Lançado em 2018, o filme se inscreve em um gênero que nem o próprio diretor, Wesley Gondim, sabia que existia: o horror queer. “Sempre quis fazer um filme do gênero suspense e horror. As questões de sexualidade, homofobia, sempre tratei nos outros filmes (de outros gêneros), e tive a ideia de aproveitar: juntar uma coisa que eu sempre quis fazer, um gênero que admiro, com uma coisa que sempre me deixou inquietado, a questão da homossexualidade”, conta o diretor.
Na história, o personagem de João Campos, Francisco é dono de uma pet shop em Brasília e amante de gatos, alguns de rua, que ele alimenta, mas, principalmente, de sua gatinha Mieze (Lê-se “mitze”). Ele é perseguido por homofóbicos que picham seu estabelecimento com frases ofensivas, destroem o local e sequestram a gatinha dele. A premissa, o roteiro, a fotografia e o elenco vêm arrebatando prêmios no Brasil e no exterior — 13, no total, incluindo um troféu Candango.
Coragem
Wesley é apaixonado pelos filmes de horror, terror e suspense. Aliás, este é o gênero de filmes favorito dele, e aquele com o qual ele realmente sempre quis trabalhar. No entanto, até 2018, todas suas produções se enveredaram por outros caminhos. O que lhe faltava era coragem. “Há muito preconceito com o gênero. Eu tinha esse roteiro guardado, mas nunca tive coragem de mandar para o FAC (Fundo de Apoio à Cultura do Distrito Federal). Achei que eles simplesmente iam descartar”.
Em 2018, a eminência de perder um edital em aberto forneceu o empurrão necessário. “Resolvi apostar. Não quis perder a oportunidade do edital e mandei (o roteiro)”. O projeto passou, para surpresa de Wesley. “Falta de consciência minha”. Superado o medo do preconceito estético, restava filmar o filme que mistura medo, preconceito e coragem em uma trama envolta em mistério. O projeto foi finalizado em menos de um ano.
Mais surpreso ainda o cineasta ficou quando, no Festival de Brasília do Cinema Brasileiro, o filme ganhou o prêmio de melhor roteiro.
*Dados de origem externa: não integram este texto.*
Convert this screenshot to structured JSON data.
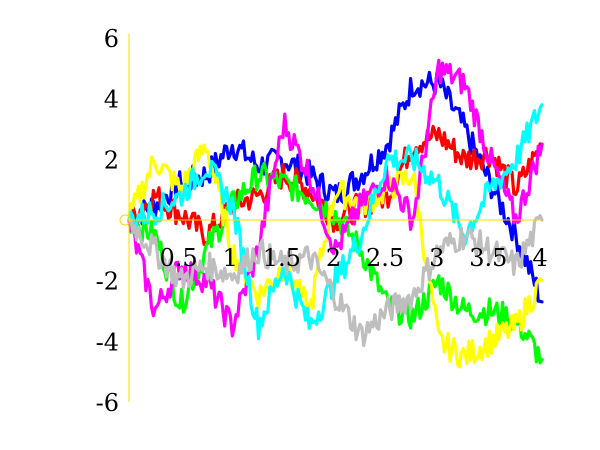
{
  "chart_data": {
    "type": "line",
    "title": "",
    "xlabel": "",
    "ylabel": "",
    "xlim": [
      0,
      4
    ],
    "ylim": [
      -6,
      6
    ],
    "x_ticks": [
      0.5,
      1,
      1.5,
      2,
      2.5,
      3,
      3.5,
      4
    ],
    "x_tick_labels": [
      "0.5",
      "1",
      "1.5",
      "2",
      "2.5",
      "3",
      "3.5",
      "4"
    ],
    "y_ticks": [
      -6,
      -4,
      -2,
      2,
      4,
      6
    ],
    "y_tick_labels": [
      "-6",
      "-4",
      "-2",
      "2",
      "4",
      "6"
    ],
    "grid": false,
    "legend": "none",
    "axis_color": "#ffd700",
    "x": [
      0,
      0.25,
      0.5,
      0.75,
      1,
      1.25,
      1.5,
      1.75,
      2,
      2.25,
      2.5,
      2.75,
      3,
      3.25,
      3.5,
      3.75,
      4
    ],
    "series": [
      {
        "color": "#0000ff",
        "values": [
          0,
          0.5,
          1.2,
          1.5,
          2.5,
          1.8,
          2.0,
          1.5,
          0.8,
          1.5,
          2.5,
          4.5,
          4.5,
          3.0,
          1.2,
          -0.5,
          -2.7
        ]
      },
      {
        "color": "#ff0000",
        "values": [
          0,
          0.8,
          0.2,
          -0.5,
          0.5,
          0.8,
          1.5,
          1.0,
          0.0,
          0.5,
          0.8,
          2.5,
          2.8,
          2.0,
          2.2,
          1.0,
          2.5
        ]
      },
      {
        "color": "#00ff00",
        "values": [
          0,
          -0.5,
          -2.8,
          -1.0,
          0.5,
          1.5,
          1.2,
          0.8,
          0.2,
          -1.0,
          -2.8,
          -3.2,
          -2.0,
          -3.0,
          -3.0,
          -3.3,
          -4.6
        ]
      },
      {
        "color": "#ffff00",
        "values": [
          0,
          2.0,
          1.0,
          2.5,
          -1.0,
          -2.5,
          -1.5,
          -3.0,
          1.0,
          0.5,
          1.0,
          1.5,
          -4.0,
          -4.5,
          -4.0,
          -3.5,
          -2.0
        ]
      },
      {
        "color": "#ff00ff",
        "values": [
          0,
          -3.0,
          -1.5,
          -2.0,
          -3.5,
          -1.0,
          3.2,
          1.5,
          -1.0,
          0.5,
          1.5,
          0.0,
          5.0,
          4.5,
          2.0,
          0.0,
          2.5
        ]
      },
      {
        "color": "#00ffff",
        "values": [
          0,
          0.3,
          0.8,
          1.8,
          0.5,
          -3.5,
          -1.5,
          -3.5,
          -2.0,
          -0.5,
          2.0,
          2.0,
          1.2,
          -0.5,
          1.0,
          2.0,
          3.8
        ]
      },
      {
        "color": "#bebebe",
        "values": [
          0,
          -1.0,
          -2.0,
          -1.5,
          -1.8,
          -1.0,
          -1.5,
          -1.2,
          -2.5,
          -3.8,
          -3.0,
          -2.5,
          -1.0,
          -0.5,
          -1.0,
          -1.5,
          0.0
        ]
      }
    ]
  }
}
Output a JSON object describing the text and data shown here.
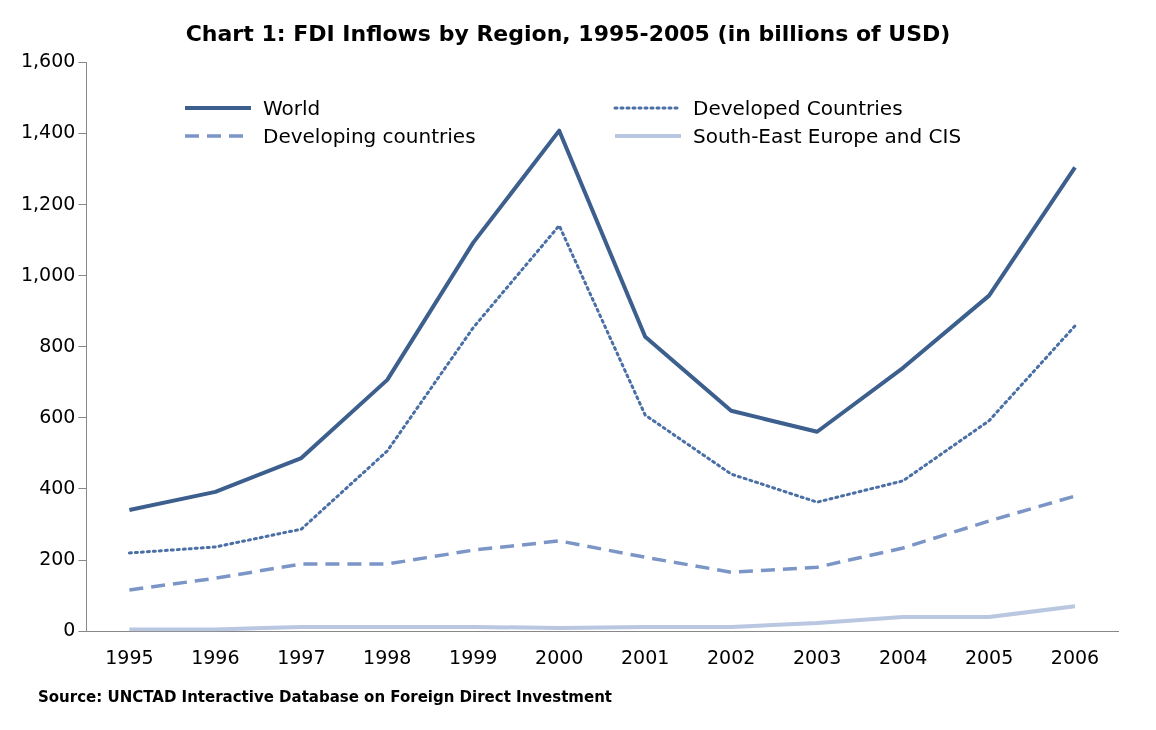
{
  "chart_data": {
    "type": "line",
    "title": "Chart 1: FDI Inflows by Region, 1995-2005 (in billions of USD)",
    "categories": [
      "1995",
      "1996",
      "1997",
      "1998",
      "1999",
      "2000",
      "2001",
      "2002",
      "2003",
      "2004",
      "2005",
      "2006"
    ],
    "series": [
      {
        "name": "World",
        "color": "#3d5f8e",
        "line_style": "solid",
        "values": [
          341,
          392,
          487,
          707,
          1093,
          1408,
          828,
          620,
          561,
          741,
          944,
          1305
        ]
      },
      {
        "name": "Developed Countries",
        "color": "#4a6fa5",
        "line_style": "dotted",
        "values": [
          220,
          237,
          287,
          507,
          854,
          1141,
          608,
          442,
          363,
          423,
          592,
          859
        ]
      },
      {
        "name": "Developing countries",
        "color": "#7b96c6",
        "line_style": "dashed",
        "values": [
          116,
          149,
          189,
          189,
          228,
          254,
          208,
          166,
          180,
          234,
          310,
          380
        ]
      },
      {
        "name": "South-East Europe and CIS",
        "color": "#b9c7e1",
        "line_style": "solid",
        "values": [
          5,
          5,
          12,
          12,
          12,
          9,
          12,
          12,
          23,
          40,
          40,
          70
        ]
      }
    ],
    "ylim": [
      0,
      1600
    ],
    "yticks": [
      0,
      200,
      400,
      600,
      800,
      {
        "value": 1000,
        "label": "1,000"
      },
      {
        "value": 1200,
        "label": "1,200"
      },
      {
        "value": 1400,
        "label": "1,400"
      },
      {
        "value": 1600,
        "label": "1,600"
      }
    ],
    "grid": false,
    "legend": "top",
    "marker": "none",
    "annotations": [
      "Source: UNCTAD Interactive Database on Foreign Direct Investment"
    ]
  }
}
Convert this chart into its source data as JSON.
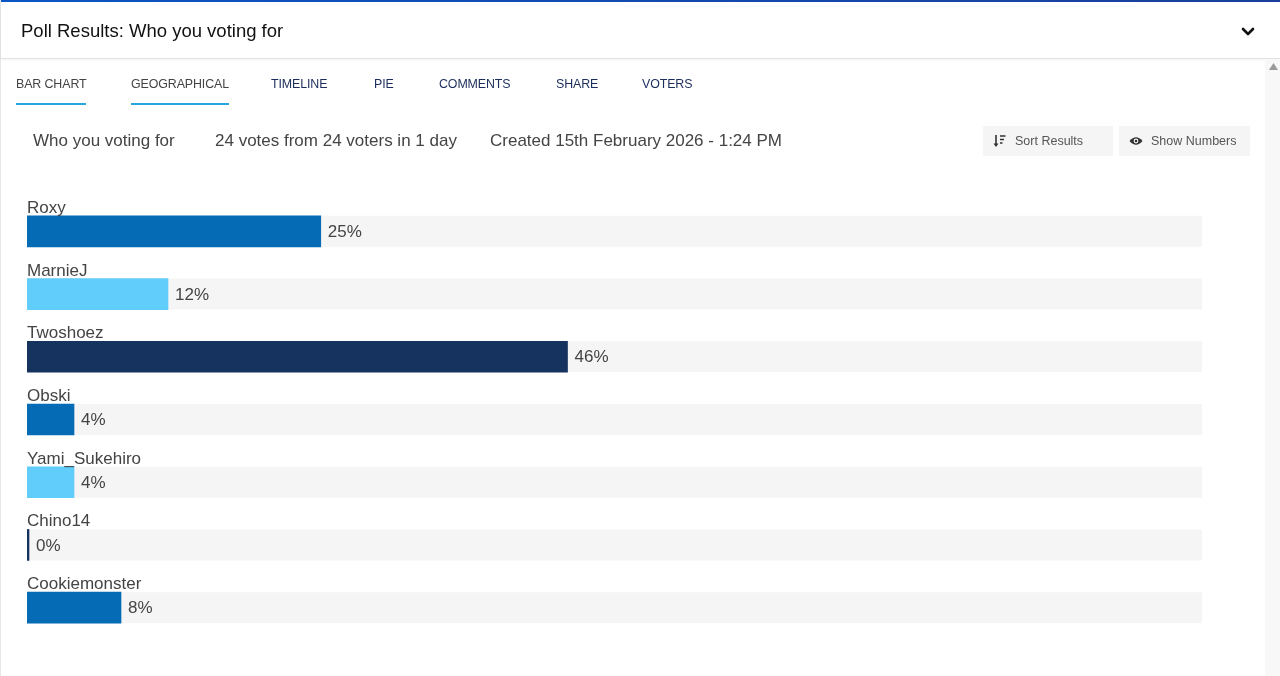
{
  "chart_data": {
    "type": "bar",
    "orientation": "horizontal",
    "title": "Poll Results: Who you voting for",
    "subtitle": "Who you voting for",
    "annotations": [
      "BAR CHART",
      "GEOGRAPHICAL",
      "TIMELINE",
      "PIE",
      "COMMENTS",
      "SHARE",
      "VOTERS",
      "24 votes from 24 voters in 1 day",
      "Created 15th February 2026 - 1:24 PM",
      "Sort Results",
      "Show Numbers"
    ],
    "categories": [
      "Roxy",
      "MarnieJ",
      "Twoshoez",
      "Obski",
      "Yami_Sukehiro",
      "Chino14",
      "Cookiemonster"
    ],
    "values": [
      25,
      12,
      46,
      4,
      4,
      0,
      8
    ],
    "colors": [
      "#056bb5",
      "#61cdfb",
      "#16325f",
      "#056bb5",
      "#61cdfb",
      "#16325f",
      "#056bb5"
    ],
    "value_labels": [
      "25%",
      "12%",
      "46%",
      "4%",
      "4%",
      "0%",
      "8%"
    ],
    "xlim": [
      0,
      100
    ],
    "tick_labels": "y"
  }
}
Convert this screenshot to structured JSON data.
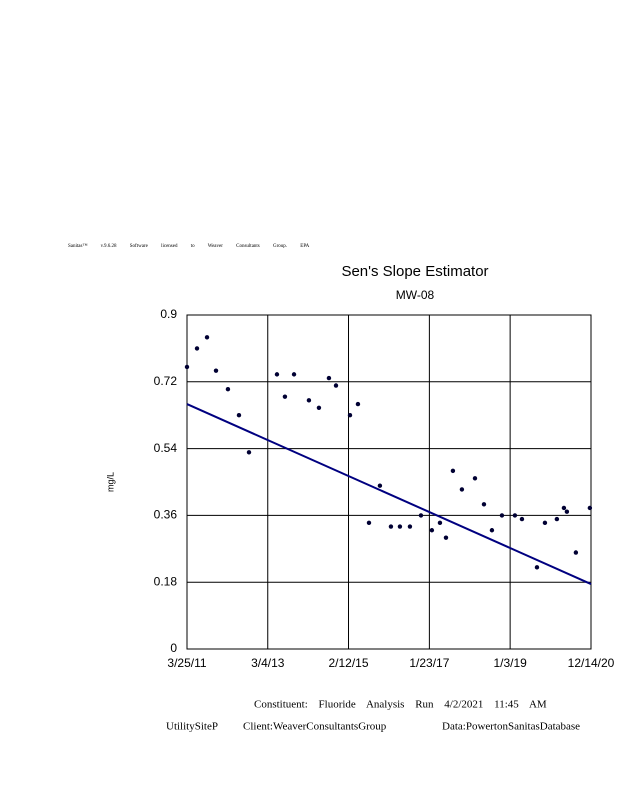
{
  "chart_data": {
    "type": "scatter",
    "header": "Sanitas™ v.9.6.28 Software licensed to Weaver Consultants Group. EPA",
    "title": "Sen's Slope Estimator",
    "subtitle": "MW-08",
    "y_label": "mg/L",
    "footer": [
      "Constituent: Fluoride Analysis Run 4/2/2021 11:45 AM",
      "UtilitySiteP",
      "Client:WeaverConsultantsGroup",
      "Data:PowertonSanitasDatabase"
    ],
    "xlim": [
      "2011-03-25",
      "2020-12-14"
    ],
    "xticks": [
      {
        "value": "2011-03-25",
        "label": "3/25/11"
      },
      {
        "value": "2013-03-04",
        "label": "3/4/13"
      },
      {
        "value": "2015-02-12",
        "label": "2/12/15"
      },
      {
        "value": "2017-01-23",
        "label": "1/23/17"
      },
      {
        "value": "2019-01-03",
        "label": "1/3/19"
      },
      {
        "value": "2020-12-14",
        "label": "12/14/20"
      }
    ],
    "ylim": [
      0,
      0.9
    ],
    "yticks": [
      0,
      0.18,
      0.36,
      0.54,
      0.72,
      0.9
    ],
    "grid": true,
    "series": [
      {
        "color": "#000033",
        "x": [
          "2011-03-25",
          "2011-06-21",
          "2011-09-17",
          "2011-12-05",
          "2012-03-19",
          "2012-06-24",
          "2012-09-20",
          "2013-05-24",
          "2013-08-02",
          "2013-10-21",
          "2014-03-01",
          "2014-05-28",
          "2014-08-24",
          "2014-10-25",
          "2015-02-25",
          "2015-05-06",
          "2015-08-11",
          "2015-11-15",
          "2016-02-20",
          "2016-05-09",
          "2016-08-05",
          "2016-11-10",
          "2017-02-14",
          "2017-04-26",
          "2017-06-18",
          "2017-08-18",
          "2017-11-05",
          "2018-02-28",
          "2018-05-18",
          "2018-07-27",
          "2018-10-23",
          "2019-02-14",
          "2019-04-17",
          "2019-08-27",
          "2019-11-05",
          "2020-02-18",
          "2020-04-20",
          "2020-05-16",
          "2020-08-03",
          "2020-12-04"
        ],
        "values": [
          0.76,
          0.81,
          0.84,
          0.75,
          0.7,
          0.63,
          0.53,
          0.74,
          0.68,
          0.74,
          0.67,
          0.65,
          0.73,
          0.71,
          0.63,
          0.66,
          0.34,
          0.44,
          0.33,
          0.33,
          0.33,
          0.36,
          0.32,
          0.34,
          0.3,
          0.48,
          0.43,
          0.46,
          0.39,
          0.32,
          0.36,
          0.36,
          0.35,
          0.22,
          0.34,
          0.35,
          0.38,
          0.37,
          0.26,
          0.38
        ]
      },
      {
        "color": "#000080",
        "line": true,
        "x": [
          "2011-03-25",
          "2020-12-14"
        ],
        "values": [
          0.66,
          0.175
        ]
      }
    ]
  }
}
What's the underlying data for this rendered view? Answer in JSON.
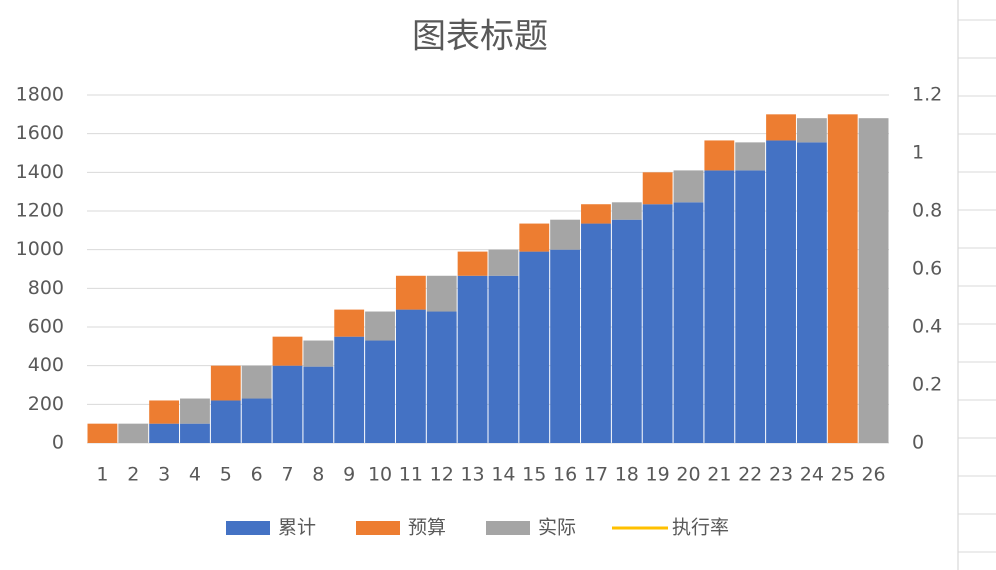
{
  "chart_data": {
    "type": "bar",
    "stacked": true,
    "title": "图表标题",
    "categories": [
      "1",
      "2",
      "3",
      "4",
      "5",
      "6",
      "7",
      "8",
      "9",
      "10",
      "11",
      "12",
      "13",
      "14",
      "15",
      "16",
      "17",
      "18",
      "19",
      "20",
      "21",
      "22",
      "23",
      "24",
      "25",
      "26"
    ],
    "series": [
      {
        "name": "累计",
        "color": "#4472c4",
        "values": [
          null,
          null,
          100,
          100,
          220,
          230,
          400,
          395,
          550,
          530,
          690,
          680,
          865,
          865,
          990,
          1000,
          1135,
          1155,
          1235,
          1245,
          1410,
          1410,
          1565,
          1555,
          null,
          null
        ]
      },
      {
        "name": "预算",
        "color": "#ed7d31",
        "values": [
          100,
          null,
          120,
          null,
          180,
          null,
          150,
          null,
          140,
          null,
          175,
          null,
          125,
          null,
          145,
          null,
          100,
          null,
          165,
          null,
          155,
          null,
          135,
          null,
          1700,
          null
        ]
      },
      {
        "name": "实际",
        "color": "#a5a5a5",
        "values": [
          null,
          100,
          null,
          130,
          null,
          170,
          null,
          135,
          null,
          150,
          null,
          185,
          null,
          135,
          null,
          155,
          null,
          90,
          null,
          165,
          null,
          145,
          null,
          125,
          null,
          1680
        ]
      },
      {
        "name": "执行率",
        "color": "#ffc000",
        "type": "line",
        "axis": "y2",
        "values": [
          null,
          null,
          null,
          null,
          null,
          null,
          null,
          null,
          null,
          null,
          null,
          null,
          null,
          null,
          null,
          null,
          null,
          null,
          null,
          null,
          null,
          null,
          null,
          null,
          null,
          null
        ]
      }
    ],
    "ylim": [
      0,
      1800
    ],
    "yticks": [
      0,
      200,
      400,
      600,
      800,
      1000,
      1200,
      1400,
      1600,
      1800
    ],
    "y2lim": [
      0,
      1.2
    ],
    "y2ticks": [
      0,
      0.2,
      0.4,
      0.6,
      0.8,
      1,
      1.2
    ],
    "grid": true,
    "legend": "bottom"
  }
}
Daí em diante, a produção saiu passando o rodo nos festivais especializados, sempre como melhor curta ou roteiro, incluindo dois internacionais: o 4° Horror Haus Film Festival, em Los Angeles, e o 9º Nola Horror Film Fest, em Nova Orleans. Este último, de melhor ator para João Campos, que também interpretou o jornalista Élio na novela A lei do amor.
A trama repleta de reviravoltas, como no filme, reservou outra surpresa ao diretor, a descoberta de que existe uma cena vigorosa do chamado horror queer, que tem o universo LGBTQI+ como temática, com inúmeras produções e até festivais especializados. “Já tá virando um subgênero.” Em março, o filme participa de um último festival, na Alemanha, e depois será disponibilizado para o público na plataforma de streaming Darkflix, especializada no segmento.
Para minha gatinha
Agora que se descobriu como diretor de horror, e que seu gênero de predileção pode ser bem aceito, Wesley pretende alçar voos mais ambiciosos. Depois de lançar o longa documental que está finalizando, que trata de sua temática recorrente, pretende lançar um longa-metragem de horror. “Eu vi que o gênero que gosto é algo que vou levar a sério, sem medo de preconceito”, afirma.
Wesley se identifica com a letra G da sigla LGBTQIA (Lésbicas, gays, bissexuais, transexuais, queer, intersexuais, assexuais e outros), e essta vivência, que marca sua produção, foi o ponto de partida para o roteiro. Certa vez, no interior de São Paulo, se deparou com uma faixa de apoio à diversidade sexual toda pichada, em vermelho, e a cena ficou na cabeça. Mas a maior inspiração do filme foi uma gatinha que ele teve, e que também se chamava Mieze, palavra em alemão que quer dizer simplesmente “gatinha”: “O filme é uma homenagem à minha gata, que morreu.”